He snorted the first two lines, and they slammed his head back against the recliner. Pain, murky green and gold, and a feeling as if he had lit a string of firecrackers in the back of his skull. He moaned aloud. No turning back now. His nose dripped, but he held fast to purpose and lowered for the rest. The next line, and the next, and the next. And the last.
The cigarette case clattered to the tiles. He was glad the penthouse was soundproof. Because he screamed. Oh, how he screamed. Loud enough to wake the dead and send them running for cover.
Not out of pain.
Not out of fear.
But out of head-to-head confrontation with infinity. He found himself standing on the brink of stars, looking down into pits of primordial slime. And here he was, vainglorious adventurer, poised somewhere between the two. At their whim and mercy, for they would send him where they damn well pleased. Everything he had believed, everything he had been taught, everything that had been genetically encoded within his body his bones his blood his cells his nuclei his intertwining dual strands of DNA—it had all been erased.

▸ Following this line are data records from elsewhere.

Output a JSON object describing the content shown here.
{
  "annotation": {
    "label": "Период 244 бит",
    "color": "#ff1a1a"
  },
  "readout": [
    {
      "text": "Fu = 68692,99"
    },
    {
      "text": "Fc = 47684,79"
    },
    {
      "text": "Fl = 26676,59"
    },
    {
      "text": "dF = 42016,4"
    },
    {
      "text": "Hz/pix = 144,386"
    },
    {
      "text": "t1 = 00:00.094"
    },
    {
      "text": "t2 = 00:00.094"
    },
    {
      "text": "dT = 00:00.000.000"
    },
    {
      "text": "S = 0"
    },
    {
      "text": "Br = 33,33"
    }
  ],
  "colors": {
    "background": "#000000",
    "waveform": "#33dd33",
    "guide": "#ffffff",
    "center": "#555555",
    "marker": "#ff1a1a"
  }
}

He was plunging through aeons now as if they were ticks of a clock. There was still self-awareness, but self was no longer the same. Self paled within infinity. Self was scrutinized and blasted with unyielding green light and shown to be the puny thing it was. Self was laughable. Self was humbled. Self was reduced to knee-quaking awe.
No wonder this stuff had seemed to blow the minds of those he had seen take it. Sasha, Justin, Trent Pollard. What they must have seen, experienced, there in his presence—no wonder they had freaked. They had been expecting a coke rush. He had not. He had known so much better what to expect. Even so, it was all he could do to keep from peeling the leather off the chair arms.
For now he was learning by more than mere observation. Now it was strictly hands-on. Scoping out this wondrous new world from the inside.
Falling, cranking back the hands of time . . .
falling . . .
And only when he hit rock bottom was he able to gather that nebula of swirling wits. And rise once again. To walk, a new being.
Alternative evolution.
There was pain now, deeper and more fundamental than what had come from inhaling the drug. By comparison, that had been superficial. This ran bone deep. But it was distant, could’ve been somebody else’s. That was it. Some guy named Tony Mendoza, back in a mixed ball of past and future. Both were the same, history spun in circles. Rise and fall of life-forms, birthed in oceanic stewpot to crawl forth into mud onto dry land to scale trees to soar through skies to fall, finally, extinct. Back into the mud, to leach back to the sea. To nurture with rotting bones a new hierarchy destined to rise in its place.
pain
But he could cope. Rebirth should never be easy.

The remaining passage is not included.